Bitwise operations are performed on ints

bits We had an interesting situation recently, where someone (not from our team) used the following piece of code to set to zero the first bit a byte value:

[code language=”cpp”]unsigned char func(unsigned char input)
{
unsigned char result = input << 1 >> 1;
return result;
}[/code]

This won’t work. Why? It’s simple. All bitwise operations performed on values smaller than an integer are by default performed on integers, 32bits. This may sound silly, but actually it isn’t.

Current processors are usually optimized for 32bit operations, even the 64bit ones. We might be tempted to say that 32bits are enough for everyone. Of course, they are not enough, but for most needs, 32 bit integers will do. So it makes perfect sense to optimize most operations for 4 bytes integers.

What happens if you only try to use one byte? Well, most compilers will probably optimize your code by hiding your byte inside an int, and align it properly at 4-bytes boundary, because fetching from memory is a lot easier if the memory access is aligned to 4, 8 or even 16 bytes boundary. This is why when using the sizeof operator on the following structure:

[code language=”cpp”]struct {
unsigned char a;
int b;
} y;
[/code]

the result will be 8 instead of 5, as one might expect.

As a cautionary tale, for performance reasons, bitwise operations are usually performed on 32 bit integers if not specified otherwise. So the code that we showed initially will fail, returning the same value it received as a parameter. Instead, a normal implementation of the code would be:

[code language=”cpp”]unsigned char func(unsigned char input)
{
unsigned char result = input & 0x7F;
return result;
}[/code]

Why am I telling you all these? Well, I think it’s an important thing to have in mind when doing bitwise operations. From my experience this happens under C, C++ and C#, I suspect Java would behave in a similar way; it makes sense for the managed languages to copy the C/C++ behavior, as they probably translate the code in one simple machine-code statement, instead of implementing more fancy restrictions. Also, I’m probably telling you this because it’s well known that chicks dig bitwise operators.

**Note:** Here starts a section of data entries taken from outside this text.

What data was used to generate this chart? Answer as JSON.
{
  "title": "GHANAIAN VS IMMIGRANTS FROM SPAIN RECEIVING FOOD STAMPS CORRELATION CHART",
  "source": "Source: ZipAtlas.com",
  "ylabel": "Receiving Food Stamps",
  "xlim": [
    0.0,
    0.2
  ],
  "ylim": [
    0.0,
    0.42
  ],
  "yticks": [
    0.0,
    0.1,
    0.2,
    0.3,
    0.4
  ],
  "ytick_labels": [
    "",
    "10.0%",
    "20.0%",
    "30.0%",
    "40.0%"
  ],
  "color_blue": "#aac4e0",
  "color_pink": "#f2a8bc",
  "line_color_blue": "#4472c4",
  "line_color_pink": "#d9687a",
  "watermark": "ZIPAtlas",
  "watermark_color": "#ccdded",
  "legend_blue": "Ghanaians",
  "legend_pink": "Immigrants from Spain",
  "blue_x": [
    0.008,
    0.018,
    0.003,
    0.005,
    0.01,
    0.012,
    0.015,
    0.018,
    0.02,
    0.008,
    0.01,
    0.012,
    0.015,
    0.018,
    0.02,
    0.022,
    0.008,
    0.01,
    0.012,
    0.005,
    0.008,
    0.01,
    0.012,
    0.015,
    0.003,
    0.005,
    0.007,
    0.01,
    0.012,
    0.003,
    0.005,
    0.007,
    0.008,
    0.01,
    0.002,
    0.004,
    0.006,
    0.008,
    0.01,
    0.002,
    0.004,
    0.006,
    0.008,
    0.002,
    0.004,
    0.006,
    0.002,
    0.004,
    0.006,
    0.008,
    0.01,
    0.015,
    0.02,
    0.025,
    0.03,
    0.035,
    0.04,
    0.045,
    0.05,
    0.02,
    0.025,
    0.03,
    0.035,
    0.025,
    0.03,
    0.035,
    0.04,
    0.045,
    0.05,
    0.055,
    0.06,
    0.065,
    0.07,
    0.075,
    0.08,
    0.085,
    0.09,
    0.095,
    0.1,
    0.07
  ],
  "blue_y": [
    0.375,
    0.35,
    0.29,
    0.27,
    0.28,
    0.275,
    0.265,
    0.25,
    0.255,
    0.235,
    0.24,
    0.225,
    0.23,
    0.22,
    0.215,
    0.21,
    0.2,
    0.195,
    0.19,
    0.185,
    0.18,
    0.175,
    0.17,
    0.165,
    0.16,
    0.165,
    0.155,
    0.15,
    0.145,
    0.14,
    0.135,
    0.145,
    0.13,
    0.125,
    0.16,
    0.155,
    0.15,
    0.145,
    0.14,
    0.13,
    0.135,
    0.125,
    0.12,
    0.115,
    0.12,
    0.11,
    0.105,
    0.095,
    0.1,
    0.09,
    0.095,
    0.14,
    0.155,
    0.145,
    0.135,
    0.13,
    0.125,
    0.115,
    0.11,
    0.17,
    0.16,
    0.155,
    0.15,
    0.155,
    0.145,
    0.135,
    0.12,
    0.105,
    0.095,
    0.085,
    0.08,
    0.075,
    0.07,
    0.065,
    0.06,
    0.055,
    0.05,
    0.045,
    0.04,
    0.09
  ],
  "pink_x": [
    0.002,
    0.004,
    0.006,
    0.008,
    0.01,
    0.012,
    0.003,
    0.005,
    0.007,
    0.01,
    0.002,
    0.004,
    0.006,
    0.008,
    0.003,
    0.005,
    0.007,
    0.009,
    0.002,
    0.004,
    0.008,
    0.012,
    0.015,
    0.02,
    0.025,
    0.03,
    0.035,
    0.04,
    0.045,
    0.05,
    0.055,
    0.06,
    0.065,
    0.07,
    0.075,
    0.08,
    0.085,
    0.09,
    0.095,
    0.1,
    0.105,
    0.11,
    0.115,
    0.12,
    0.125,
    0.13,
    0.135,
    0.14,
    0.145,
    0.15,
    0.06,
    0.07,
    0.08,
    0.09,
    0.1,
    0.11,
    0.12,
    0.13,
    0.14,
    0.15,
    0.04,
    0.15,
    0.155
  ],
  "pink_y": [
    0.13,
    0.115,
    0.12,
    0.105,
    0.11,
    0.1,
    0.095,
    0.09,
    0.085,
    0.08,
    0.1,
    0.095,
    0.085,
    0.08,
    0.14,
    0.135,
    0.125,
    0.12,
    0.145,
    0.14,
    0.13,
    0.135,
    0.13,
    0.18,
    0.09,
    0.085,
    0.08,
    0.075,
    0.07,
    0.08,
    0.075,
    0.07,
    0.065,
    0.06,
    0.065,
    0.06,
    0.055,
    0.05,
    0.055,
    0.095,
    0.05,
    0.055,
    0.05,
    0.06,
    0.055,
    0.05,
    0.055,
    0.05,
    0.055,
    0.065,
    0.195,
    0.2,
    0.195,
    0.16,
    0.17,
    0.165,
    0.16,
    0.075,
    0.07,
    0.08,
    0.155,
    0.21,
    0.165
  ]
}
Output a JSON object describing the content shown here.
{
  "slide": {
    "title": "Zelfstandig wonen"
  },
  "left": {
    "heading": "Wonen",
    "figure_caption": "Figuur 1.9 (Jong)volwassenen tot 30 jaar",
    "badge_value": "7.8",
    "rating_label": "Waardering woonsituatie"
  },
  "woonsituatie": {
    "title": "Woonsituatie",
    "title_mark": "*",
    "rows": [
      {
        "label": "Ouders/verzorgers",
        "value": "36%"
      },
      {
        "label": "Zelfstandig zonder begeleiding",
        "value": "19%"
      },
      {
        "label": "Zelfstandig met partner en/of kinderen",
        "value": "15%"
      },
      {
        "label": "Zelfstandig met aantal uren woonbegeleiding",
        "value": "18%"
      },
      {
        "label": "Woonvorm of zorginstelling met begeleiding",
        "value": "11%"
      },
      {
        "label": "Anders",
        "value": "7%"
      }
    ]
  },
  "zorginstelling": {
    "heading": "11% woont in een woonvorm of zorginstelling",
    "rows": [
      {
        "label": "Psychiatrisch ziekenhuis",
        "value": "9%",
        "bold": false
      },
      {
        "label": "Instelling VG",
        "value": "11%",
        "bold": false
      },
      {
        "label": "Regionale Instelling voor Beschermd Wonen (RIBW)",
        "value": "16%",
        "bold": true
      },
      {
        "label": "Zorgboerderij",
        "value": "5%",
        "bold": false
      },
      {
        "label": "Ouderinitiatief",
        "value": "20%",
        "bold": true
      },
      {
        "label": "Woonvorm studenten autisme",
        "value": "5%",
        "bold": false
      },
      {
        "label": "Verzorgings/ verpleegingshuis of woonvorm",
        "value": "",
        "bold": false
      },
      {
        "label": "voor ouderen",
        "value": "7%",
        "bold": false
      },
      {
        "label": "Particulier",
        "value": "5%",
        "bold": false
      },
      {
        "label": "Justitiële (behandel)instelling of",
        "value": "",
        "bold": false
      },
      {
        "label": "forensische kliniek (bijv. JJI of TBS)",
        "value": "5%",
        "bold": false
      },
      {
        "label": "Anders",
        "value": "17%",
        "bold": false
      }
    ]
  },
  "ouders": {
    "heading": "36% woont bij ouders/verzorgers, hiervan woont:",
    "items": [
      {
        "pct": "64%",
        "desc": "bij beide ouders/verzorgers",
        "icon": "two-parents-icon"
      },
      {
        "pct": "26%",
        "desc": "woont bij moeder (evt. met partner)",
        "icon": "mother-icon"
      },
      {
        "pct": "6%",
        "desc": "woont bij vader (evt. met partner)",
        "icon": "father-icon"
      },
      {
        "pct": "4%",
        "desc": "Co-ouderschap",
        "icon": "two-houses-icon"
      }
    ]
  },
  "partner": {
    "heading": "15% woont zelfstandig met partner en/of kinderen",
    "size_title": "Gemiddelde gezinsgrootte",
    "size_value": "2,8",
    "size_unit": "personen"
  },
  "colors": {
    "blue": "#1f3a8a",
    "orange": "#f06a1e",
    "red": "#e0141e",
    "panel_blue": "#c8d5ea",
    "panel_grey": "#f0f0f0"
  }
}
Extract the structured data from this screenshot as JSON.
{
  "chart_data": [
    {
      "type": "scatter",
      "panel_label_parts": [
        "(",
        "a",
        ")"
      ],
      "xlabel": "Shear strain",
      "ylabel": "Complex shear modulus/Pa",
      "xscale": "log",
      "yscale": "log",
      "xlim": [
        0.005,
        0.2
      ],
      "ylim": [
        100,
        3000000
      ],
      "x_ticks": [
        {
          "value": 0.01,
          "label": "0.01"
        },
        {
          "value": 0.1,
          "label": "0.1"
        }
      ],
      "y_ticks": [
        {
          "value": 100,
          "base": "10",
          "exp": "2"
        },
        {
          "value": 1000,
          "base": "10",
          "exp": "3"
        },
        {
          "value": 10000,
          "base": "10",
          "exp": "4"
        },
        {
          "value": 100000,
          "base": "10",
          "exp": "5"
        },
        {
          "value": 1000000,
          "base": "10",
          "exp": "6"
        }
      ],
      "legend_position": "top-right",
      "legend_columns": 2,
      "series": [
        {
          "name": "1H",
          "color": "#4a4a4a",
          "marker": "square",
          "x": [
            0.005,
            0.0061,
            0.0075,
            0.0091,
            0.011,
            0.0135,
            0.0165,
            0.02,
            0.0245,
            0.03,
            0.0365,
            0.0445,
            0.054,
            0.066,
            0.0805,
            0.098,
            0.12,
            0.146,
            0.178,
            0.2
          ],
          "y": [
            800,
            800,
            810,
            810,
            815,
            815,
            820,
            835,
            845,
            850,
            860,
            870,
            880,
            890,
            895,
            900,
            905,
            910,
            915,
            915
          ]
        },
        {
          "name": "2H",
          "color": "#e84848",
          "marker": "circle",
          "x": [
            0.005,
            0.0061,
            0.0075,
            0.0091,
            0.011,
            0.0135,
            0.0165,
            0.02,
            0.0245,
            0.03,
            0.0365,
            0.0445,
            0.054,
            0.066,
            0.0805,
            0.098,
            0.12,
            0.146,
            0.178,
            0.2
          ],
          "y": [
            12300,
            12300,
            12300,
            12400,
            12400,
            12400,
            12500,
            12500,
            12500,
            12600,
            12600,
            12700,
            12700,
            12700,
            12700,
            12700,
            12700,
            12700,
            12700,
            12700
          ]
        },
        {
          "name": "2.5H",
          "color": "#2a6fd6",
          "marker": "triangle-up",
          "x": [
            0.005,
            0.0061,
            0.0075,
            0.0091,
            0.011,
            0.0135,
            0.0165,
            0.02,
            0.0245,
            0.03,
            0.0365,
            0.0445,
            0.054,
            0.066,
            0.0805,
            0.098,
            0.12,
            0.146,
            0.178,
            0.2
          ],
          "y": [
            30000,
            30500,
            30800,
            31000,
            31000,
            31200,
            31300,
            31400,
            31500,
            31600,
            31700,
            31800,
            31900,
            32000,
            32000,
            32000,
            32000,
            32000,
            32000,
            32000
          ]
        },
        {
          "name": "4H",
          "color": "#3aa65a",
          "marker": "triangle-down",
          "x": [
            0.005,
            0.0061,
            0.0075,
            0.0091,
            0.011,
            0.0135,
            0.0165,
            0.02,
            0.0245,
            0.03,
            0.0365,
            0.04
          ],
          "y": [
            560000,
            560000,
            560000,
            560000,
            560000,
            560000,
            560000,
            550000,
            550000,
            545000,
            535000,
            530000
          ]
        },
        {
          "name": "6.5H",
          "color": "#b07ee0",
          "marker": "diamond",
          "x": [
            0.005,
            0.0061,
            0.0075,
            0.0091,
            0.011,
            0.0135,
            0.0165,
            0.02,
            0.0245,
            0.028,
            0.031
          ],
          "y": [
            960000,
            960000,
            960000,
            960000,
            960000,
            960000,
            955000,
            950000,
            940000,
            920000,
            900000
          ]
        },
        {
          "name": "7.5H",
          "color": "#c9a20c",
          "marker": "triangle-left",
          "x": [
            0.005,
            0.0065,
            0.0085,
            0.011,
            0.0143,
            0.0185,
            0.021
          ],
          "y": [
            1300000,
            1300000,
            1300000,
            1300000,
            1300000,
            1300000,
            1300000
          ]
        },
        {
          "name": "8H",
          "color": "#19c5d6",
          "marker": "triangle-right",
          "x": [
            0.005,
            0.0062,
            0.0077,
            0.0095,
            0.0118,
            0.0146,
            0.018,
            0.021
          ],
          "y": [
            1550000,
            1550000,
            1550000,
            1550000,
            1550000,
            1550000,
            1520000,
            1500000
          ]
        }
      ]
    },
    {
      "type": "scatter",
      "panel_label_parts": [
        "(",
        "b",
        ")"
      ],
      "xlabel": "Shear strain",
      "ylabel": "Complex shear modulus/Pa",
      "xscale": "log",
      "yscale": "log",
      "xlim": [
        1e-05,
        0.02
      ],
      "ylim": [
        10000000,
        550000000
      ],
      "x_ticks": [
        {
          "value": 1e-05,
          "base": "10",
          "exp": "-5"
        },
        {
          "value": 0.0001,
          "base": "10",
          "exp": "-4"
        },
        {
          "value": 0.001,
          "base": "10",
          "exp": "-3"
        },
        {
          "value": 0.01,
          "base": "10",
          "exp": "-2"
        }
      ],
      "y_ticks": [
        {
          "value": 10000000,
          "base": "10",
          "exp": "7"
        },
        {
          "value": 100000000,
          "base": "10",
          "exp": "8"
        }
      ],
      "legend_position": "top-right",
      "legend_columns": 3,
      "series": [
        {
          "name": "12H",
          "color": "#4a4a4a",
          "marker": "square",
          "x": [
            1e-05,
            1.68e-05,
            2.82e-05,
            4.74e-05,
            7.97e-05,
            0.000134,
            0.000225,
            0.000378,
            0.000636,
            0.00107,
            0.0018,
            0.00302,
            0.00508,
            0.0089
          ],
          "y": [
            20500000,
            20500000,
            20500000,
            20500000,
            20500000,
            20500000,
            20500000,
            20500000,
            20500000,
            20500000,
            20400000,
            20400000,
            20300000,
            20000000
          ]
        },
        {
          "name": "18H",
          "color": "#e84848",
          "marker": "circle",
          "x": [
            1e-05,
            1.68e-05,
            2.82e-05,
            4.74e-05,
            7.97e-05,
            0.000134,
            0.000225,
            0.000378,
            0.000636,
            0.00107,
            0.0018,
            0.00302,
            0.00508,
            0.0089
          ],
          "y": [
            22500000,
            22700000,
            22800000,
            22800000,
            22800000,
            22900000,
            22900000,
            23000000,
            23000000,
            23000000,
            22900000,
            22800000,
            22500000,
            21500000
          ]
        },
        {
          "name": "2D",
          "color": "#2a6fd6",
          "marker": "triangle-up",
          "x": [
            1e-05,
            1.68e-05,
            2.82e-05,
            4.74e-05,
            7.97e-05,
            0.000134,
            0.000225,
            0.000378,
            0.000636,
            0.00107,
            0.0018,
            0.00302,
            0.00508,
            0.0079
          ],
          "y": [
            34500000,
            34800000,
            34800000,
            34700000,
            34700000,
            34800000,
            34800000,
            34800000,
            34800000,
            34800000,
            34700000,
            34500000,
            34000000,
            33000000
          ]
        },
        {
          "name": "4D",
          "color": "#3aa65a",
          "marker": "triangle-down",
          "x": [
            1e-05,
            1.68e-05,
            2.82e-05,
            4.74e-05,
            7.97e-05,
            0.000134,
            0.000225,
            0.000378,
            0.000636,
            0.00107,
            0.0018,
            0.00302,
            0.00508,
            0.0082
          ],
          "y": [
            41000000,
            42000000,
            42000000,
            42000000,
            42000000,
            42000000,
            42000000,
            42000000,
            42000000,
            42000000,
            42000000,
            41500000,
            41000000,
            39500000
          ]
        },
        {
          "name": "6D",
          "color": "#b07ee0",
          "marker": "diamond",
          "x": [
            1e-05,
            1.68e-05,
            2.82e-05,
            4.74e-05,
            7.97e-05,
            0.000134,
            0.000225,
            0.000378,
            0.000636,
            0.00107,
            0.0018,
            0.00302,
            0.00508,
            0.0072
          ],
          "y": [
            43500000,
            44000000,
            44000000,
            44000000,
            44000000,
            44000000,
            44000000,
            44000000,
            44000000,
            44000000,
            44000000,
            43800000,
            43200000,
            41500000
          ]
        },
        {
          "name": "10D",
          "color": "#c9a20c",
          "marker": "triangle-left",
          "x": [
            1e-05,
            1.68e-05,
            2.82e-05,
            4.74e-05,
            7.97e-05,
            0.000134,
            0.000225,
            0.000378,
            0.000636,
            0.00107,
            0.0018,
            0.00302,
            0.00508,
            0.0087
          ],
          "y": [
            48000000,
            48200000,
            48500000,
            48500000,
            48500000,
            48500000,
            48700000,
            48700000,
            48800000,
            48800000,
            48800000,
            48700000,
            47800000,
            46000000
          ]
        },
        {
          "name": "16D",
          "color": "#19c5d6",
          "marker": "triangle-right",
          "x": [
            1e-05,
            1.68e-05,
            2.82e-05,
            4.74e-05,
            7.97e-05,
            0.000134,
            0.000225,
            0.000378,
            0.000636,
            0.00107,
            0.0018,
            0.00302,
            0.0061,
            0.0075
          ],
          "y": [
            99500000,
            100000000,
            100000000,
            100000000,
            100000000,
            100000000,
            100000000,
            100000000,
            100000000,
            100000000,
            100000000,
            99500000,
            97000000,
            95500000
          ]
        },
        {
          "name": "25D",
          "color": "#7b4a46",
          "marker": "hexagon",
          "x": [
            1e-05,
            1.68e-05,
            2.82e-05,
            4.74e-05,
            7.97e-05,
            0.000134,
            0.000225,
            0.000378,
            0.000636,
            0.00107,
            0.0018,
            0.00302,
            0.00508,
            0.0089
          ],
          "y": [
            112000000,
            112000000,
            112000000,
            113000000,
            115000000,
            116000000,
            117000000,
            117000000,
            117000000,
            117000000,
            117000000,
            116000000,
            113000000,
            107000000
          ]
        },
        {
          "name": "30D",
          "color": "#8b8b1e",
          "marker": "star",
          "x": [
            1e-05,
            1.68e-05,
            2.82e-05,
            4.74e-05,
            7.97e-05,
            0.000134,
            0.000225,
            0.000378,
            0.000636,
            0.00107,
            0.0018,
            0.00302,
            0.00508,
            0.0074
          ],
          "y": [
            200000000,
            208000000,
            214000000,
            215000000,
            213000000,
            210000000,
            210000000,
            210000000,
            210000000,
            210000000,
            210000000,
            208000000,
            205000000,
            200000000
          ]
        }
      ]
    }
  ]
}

The picture is from this quite insightful article about bits and bytes.

Comments

Bitwise operations are performed on ints — 3 Comments

  1. why would somebody play with the bits of a char in the first place? a char is a char … a byte is a byte …

    • unsigned char is 1 byte. Unless you have a favorite language that has ‘unsigned char’ as type, and has this unsigned char on two bytes.